After returning from an amazing trip down under, I was eager to get back in the pilot seat. My instructor was unavailable for the week so I practiced with another person. We prepped during our few flights for what I expected to come soon, my first solo.
My first flight of the week came one day shy of a month after my previous flight. Lets just say my newly minted skills broke form over that period of time. We spent the flight reviewing all the maneuvers I had learned. The skills came back to me with surprising ease.
My next flight was supposed to be pattern practice an another airfield with some hood practice in between, but because of a inop transponder, Santa Maria tower requested kindly we stay out of their busy pattern. The day turned into a day of hood practice. We were also able to use the small and less used runway 25 at San Luis.
The following day we stayed within the pattern at San Luis to prepare for my solo. The only problem was the wind. A variable cross wind made landings tricky, but with an instructor, it was a great time to figure out the proper crosswind technique. We also made great use of runway 25 again. Unfortunately due to the wind, my solo would have to wait one more flight.
My instructor scheduled today specifically to accomplish my solo. With 14 total flight hours, I was ready. I got off work today to find the wind blowing even harder since the last unsuccessful attempt. While it wasn't a cross wind, the wind was 15knots gusting to 25, not ideal solo weather. There was one more possibility, the untowered field, Paso Robles, to the north. To make matters worse, 63G was in the shop again for a 50 hour inspection. I would be flying an aircraft I have never flown before. N5269N. Usually a bad idea for a solo.
We arrived over the airport, with the only other aircraft in the pattern reporting variable winds. Not again! My instructor said we should try a few touch and goes to test the wind and then decide. In the pattern the winds seemed to blow the plane around things were not looking to good, but amazingly enough, the air was smooth on final all the way to the crosswind turn. After three landing my instructor pointed me to the runup area. "I getting out."
I sat at the runup area, the right seat empty, almost at a loss of what to do. I feel like I am forgetting something. But I wasn't. I took a deep breath and checked the checklist on more time. "Lights, camera, action." The words of my instructor played out in my head as I made my way into the empty runway.
I throttled the plane down the runway, and it sprung to life quicker then normal. They sure mean it when they say the plane is much lighter without the instructor on board. My action came without thinking. Each step of the pattern practiced many times before this. Before I knew it my, first land came and went. Not bad I thought.
My second approach just didn't start right. I was high, so I pulled the power. I was fast, so I pulled up. Too much of everything and I was over controlling. By the time I made final I was low and slow, 50 kts when I should have been at 65kts. Just to make things more flustering, a pair of birds played chicken with me just before crossing the threshold. I flared normally but dropped hard onto the runway with the lack of speed. On the bounce I put in the throttle and went around. No use try to salvage that. I just hoped my instructor didn't have any regrets after witnessing that.

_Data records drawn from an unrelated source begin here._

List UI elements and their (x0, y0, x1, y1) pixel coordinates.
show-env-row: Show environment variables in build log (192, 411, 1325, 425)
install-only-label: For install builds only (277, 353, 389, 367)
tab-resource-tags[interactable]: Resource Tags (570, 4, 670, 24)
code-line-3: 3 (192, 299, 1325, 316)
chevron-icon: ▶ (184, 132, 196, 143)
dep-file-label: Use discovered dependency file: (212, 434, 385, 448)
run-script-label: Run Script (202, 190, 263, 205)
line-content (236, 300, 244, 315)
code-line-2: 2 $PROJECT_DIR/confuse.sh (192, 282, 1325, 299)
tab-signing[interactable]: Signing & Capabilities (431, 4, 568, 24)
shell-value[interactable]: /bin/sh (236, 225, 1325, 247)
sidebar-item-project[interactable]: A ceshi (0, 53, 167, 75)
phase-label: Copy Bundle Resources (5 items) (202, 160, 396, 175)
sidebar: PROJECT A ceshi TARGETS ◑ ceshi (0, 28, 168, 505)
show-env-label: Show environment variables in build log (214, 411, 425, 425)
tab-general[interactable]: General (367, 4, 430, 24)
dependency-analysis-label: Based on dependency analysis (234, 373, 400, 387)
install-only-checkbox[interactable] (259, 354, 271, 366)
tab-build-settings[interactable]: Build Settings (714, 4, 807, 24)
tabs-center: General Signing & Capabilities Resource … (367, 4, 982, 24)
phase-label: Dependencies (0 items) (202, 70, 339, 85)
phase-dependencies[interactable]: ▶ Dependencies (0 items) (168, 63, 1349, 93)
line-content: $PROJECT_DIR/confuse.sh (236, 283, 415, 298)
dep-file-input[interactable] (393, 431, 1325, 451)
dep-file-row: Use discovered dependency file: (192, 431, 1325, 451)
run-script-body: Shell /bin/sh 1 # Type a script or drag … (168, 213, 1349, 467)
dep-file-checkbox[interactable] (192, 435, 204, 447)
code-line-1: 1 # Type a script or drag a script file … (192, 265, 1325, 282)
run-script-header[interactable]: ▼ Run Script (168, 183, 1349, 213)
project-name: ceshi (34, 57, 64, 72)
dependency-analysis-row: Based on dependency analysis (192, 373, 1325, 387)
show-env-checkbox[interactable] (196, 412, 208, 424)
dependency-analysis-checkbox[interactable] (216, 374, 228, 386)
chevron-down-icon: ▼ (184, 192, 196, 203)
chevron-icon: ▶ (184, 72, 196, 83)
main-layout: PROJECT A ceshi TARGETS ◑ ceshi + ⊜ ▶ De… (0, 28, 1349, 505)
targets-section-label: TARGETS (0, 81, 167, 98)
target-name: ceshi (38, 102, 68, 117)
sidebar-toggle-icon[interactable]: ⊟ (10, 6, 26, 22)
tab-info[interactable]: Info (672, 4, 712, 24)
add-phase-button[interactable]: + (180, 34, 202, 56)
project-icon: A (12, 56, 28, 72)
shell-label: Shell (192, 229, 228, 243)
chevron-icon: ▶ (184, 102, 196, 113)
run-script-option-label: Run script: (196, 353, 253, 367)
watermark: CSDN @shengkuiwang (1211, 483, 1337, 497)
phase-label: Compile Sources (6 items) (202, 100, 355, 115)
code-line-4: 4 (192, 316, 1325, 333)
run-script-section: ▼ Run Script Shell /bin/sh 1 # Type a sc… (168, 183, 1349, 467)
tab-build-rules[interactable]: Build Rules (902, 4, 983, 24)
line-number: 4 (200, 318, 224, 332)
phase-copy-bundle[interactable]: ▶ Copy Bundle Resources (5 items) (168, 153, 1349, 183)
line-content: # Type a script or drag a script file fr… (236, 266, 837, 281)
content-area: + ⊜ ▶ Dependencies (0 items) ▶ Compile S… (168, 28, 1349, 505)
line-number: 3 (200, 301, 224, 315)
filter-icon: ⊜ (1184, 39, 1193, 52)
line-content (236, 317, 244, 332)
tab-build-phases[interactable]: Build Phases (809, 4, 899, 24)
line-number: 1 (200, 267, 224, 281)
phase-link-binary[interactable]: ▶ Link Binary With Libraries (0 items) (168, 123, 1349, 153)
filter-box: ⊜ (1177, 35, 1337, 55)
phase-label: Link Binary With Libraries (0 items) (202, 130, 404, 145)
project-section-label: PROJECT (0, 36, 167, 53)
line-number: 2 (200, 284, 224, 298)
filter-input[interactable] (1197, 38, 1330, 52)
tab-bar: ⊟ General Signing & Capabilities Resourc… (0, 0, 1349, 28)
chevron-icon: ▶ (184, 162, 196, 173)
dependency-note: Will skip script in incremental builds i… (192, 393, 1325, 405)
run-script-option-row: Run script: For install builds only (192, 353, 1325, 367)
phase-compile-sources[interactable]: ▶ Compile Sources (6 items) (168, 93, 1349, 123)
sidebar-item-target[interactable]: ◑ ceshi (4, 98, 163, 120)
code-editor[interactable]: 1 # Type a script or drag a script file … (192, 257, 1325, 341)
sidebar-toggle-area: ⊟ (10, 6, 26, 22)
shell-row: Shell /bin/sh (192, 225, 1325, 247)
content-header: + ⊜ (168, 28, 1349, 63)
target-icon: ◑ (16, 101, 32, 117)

I need to two redeeming landing after that. With sheer concentration, I kept remembered my approach speeds, power settings, flap setting, all at the precise moment practiced. 500ft/min descents, and 500ft AGL turning final, everything matched up and I set the plane down with more finesse then I have before. Two more landings and a soaked shirt, I turned off the runway with a bit of relief. I had successfully soloed.